All told, the average meal here involves as many disappointments as exaltations. I've had supreme ravioli, the pasta resilient and forgiving whether plumped with smooth pumpkin puree or bracing gorgonzola cheese, and whether sizzled in nutty brown butter or dotted with sun-dried tomato pesto. I've also had unfortunate seafood in several forms, including rare trout (a mistake) and strong-smelling grilled salmon that killed appetites as soon as it hit the table. Ordering can be a game of roulette even once you've found a favorite dish. Slow-cooked oxtail and onions made a luscious gravy for panzarotti pasta one night; a week later the dish's predominant flavor was burnt.
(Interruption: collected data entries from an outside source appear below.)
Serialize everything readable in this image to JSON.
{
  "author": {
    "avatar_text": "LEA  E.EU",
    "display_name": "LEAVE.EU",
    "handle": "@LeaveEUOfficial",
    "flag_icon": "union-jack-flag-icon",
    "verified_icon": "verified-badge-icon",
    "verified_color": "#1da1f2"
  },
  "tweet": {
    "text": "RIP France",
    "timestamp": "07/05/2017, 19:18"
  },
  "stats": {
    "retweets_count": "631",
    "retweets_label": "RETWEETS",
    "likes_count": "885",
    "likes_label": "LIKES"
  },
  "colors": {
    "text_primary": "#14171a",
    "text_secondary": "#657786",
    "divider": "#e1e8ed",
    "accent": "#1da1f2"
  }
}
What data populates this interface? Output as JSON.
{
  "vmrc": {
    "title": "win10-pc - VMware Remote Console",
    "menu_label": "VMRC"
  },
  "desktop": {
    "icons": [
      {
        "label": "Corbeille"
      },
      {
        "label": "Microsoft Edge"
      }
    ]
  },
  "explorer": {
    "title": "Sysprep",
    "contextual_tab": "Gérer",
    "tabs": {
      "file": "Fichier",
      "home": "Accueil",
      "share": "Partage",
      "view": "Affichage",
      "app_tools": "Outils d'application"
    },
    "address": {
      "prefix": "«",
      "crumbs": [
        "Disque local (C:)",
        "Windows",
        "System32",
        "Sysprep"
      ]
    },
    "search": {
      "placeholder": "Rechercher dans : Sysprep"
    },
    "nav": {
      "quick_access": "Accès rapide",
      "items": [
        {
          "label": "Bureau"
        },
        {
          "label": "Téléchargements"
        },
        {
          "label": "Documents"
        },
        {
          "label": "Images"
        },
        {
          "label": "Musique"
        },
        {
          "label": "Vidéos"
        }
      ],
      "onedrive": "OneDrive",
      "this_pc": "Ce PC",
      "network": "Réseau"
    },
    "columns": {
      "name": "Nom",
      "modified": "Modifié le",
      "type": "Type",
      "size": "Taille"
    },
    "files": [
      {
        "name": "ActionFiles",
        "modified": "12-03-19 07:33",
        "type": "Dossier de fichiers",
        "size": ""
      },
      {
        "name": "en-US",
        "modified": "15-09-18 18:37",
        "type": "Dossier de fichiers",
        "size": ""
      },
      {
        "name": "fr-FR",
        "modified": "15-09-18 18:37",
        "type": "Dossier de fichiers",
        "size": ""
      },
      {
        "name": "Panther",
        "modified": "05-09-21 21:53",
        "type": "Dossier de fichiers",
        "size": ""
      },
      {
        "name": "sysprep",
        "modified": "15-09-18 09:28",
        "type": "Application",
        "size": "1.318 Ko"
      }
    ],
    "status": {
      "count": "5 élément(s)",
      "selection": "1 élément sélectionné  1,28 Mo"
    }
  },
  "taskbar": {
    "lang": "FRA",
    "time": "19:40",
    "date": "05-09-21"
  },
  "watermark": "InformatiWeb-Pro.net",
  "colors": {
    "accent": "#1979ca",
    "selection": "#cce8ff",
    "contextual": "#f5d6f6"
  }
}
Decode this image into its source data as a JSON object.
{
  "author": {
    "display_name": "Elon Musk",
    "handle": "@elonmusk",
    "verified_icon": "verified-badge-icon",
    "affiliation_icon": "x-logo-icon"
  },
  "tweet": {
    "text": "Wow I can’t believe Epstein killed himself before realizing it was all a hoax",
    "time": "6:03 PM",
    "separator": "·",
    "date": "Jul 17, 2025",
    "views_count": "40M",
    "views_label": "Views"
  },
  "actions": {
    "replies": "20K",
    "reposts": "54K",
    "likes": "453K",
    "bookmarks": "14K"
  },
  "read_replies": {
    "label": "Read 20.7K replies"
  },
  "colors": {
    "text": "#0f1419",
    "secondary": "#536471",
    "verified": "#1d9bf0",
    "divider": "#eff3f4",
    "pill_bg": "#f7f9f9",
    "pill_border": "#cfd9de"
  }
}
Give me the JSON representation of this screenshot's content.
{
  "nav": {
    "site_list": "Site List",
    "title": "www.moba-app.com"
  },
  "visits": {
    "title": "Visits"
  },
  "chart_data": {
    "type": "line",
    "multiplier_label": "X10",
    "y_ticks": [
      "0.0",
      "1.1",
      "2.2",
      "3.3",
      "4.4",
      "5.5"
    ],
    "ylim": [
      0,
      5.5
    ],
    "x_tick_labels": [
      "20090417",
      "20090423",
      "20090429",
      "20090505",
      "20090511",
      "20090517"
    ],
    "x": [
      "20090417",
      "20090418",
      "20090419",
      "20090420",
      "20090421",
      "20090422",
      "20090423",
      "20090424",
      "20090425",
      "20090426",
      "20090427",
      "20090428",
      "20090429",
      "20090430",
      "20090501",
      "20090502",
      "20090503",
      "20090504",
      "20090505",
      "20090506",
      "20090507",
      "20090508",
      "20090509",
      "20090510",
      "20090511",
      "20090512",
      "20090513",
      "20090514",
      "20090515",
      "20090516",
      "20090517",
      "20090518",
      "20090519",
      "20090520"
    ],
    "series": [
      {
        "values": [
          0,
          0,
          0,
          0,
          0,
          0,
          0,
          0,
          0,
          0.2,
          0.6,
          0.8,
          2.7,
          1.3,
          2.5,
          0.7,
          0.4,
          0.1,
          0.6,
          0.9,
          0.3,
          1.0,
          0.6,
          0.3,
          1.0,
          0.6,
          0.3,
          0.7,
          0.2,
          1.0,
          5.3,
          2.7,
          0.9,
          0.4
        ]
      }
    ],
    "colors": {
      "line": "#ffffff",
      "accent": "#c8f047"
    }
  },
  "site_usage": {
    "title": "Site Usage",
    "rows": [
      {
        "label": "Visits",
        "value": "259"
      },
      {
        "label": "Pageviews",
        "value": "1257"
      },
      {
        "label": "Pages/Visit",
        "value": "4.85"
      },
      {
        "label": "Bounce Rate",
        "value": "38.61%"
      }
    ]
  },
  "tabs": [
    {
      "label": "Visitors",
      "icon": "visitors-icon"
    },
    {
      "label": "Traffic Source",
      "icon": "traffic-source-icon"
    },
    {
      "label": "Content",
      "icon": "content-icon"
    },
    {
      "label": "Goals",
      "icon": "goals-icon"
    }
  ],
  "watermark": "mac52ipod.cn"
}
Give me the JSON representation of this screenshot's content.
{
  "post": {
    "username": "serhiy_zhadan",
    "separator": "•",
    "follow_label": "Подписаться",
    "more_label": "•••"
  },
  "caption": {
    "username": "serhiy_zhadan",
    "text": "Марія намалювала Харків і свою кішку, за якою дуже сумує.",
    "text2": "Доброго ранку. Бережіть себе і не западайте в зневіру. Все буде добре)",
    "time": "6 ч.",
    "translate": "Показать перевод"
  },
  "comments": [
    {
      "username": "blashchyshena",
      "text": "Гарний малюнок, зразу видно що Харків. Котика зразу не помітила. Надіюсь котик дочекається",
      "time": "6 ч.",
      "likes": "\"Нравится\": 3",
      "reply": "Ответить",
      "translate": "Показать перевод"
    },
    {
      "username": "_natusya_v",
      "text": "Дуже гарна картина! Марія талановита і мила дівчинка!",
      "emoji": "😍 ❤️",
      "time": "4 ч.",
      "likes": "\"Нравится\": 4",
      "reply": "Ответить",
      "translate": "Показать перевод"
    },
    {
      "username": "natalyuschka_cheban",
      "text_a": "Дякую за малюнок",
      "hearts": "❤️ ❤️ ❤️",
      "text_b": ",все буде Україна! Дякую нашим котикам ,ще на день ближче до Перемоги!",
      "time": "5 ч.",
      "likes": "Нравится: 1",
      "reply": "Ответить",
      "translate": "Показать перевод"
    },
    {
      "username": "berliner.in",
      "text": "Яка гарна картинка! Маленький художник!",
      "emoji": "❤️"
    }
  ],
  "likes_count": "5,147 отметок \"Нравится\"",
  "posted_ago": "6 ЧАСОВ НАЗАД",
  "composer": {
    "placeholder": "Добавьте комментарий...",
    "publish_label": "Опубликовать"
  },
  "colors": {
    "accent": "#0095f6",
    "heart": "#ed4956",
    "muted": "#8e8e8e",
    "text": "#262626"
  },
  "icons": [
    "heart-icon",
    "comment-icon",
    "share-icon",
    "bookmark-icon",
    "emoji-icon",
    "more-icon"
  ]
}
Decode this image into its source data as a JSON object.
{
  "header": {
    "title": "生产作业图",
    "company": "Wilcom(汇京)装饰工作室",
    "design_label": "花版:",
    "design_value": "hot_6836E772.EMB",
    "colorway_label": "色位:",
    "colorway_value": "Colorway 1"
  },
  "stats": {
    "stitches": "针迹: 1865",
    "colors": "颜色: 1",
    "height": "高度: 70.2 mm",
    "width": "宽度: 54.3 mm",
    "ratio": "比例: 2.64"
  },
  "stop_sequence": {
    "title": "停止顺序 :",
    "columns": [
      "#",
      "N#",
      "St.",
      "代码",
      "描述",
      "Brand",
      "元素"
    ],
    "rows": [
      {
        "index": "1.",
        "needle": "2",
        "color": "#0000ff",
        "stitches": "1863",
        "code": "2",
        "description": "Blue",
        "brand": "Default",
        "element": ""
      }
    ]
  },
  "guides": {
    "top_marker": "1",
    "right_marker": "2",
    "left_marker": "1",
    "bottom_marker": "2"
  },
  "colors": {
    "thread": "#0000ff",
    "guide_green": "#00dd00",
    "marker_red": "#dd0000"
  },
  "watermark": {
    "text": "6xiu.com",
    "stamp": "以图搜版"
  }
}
Including the novel chocolate tortellini, desserts are pretty basic and pretty good. A frothy Marsala zabaglione was angelic one evening over a mound of fresh raspberries. Ordinary balsamic vinegar shouldn't be allowed near panna cotta; a dried fig compote did more to arouse its jiggle. Thick, droopy chocolate-amaretto mousse was probably over-whipped one evening, but over-whipping has its advantages; it was like eating a liquid candy bar.
Servers wearing functionally sexy uniforms (blue jeans, black shirts and white, floor-length aprons) are affable and informed enough; they know where to take malodorous salmon, and they know to keep the focaccia coming while you wait for a replacement. In fact, all the givens -- the cheerful, clanging dining room, the merciful prices, the porch and patio seating, the original and varied menu, the fresh pasta -- make it difficult to hold a grudge over frequent disappointments on the plate.
If, as a rule, Il Piatto's kitchen made good on the menu's promises, it would undoubtedly become the destination for multi-regional Italian eating, not just for its neighbors but for the entire city.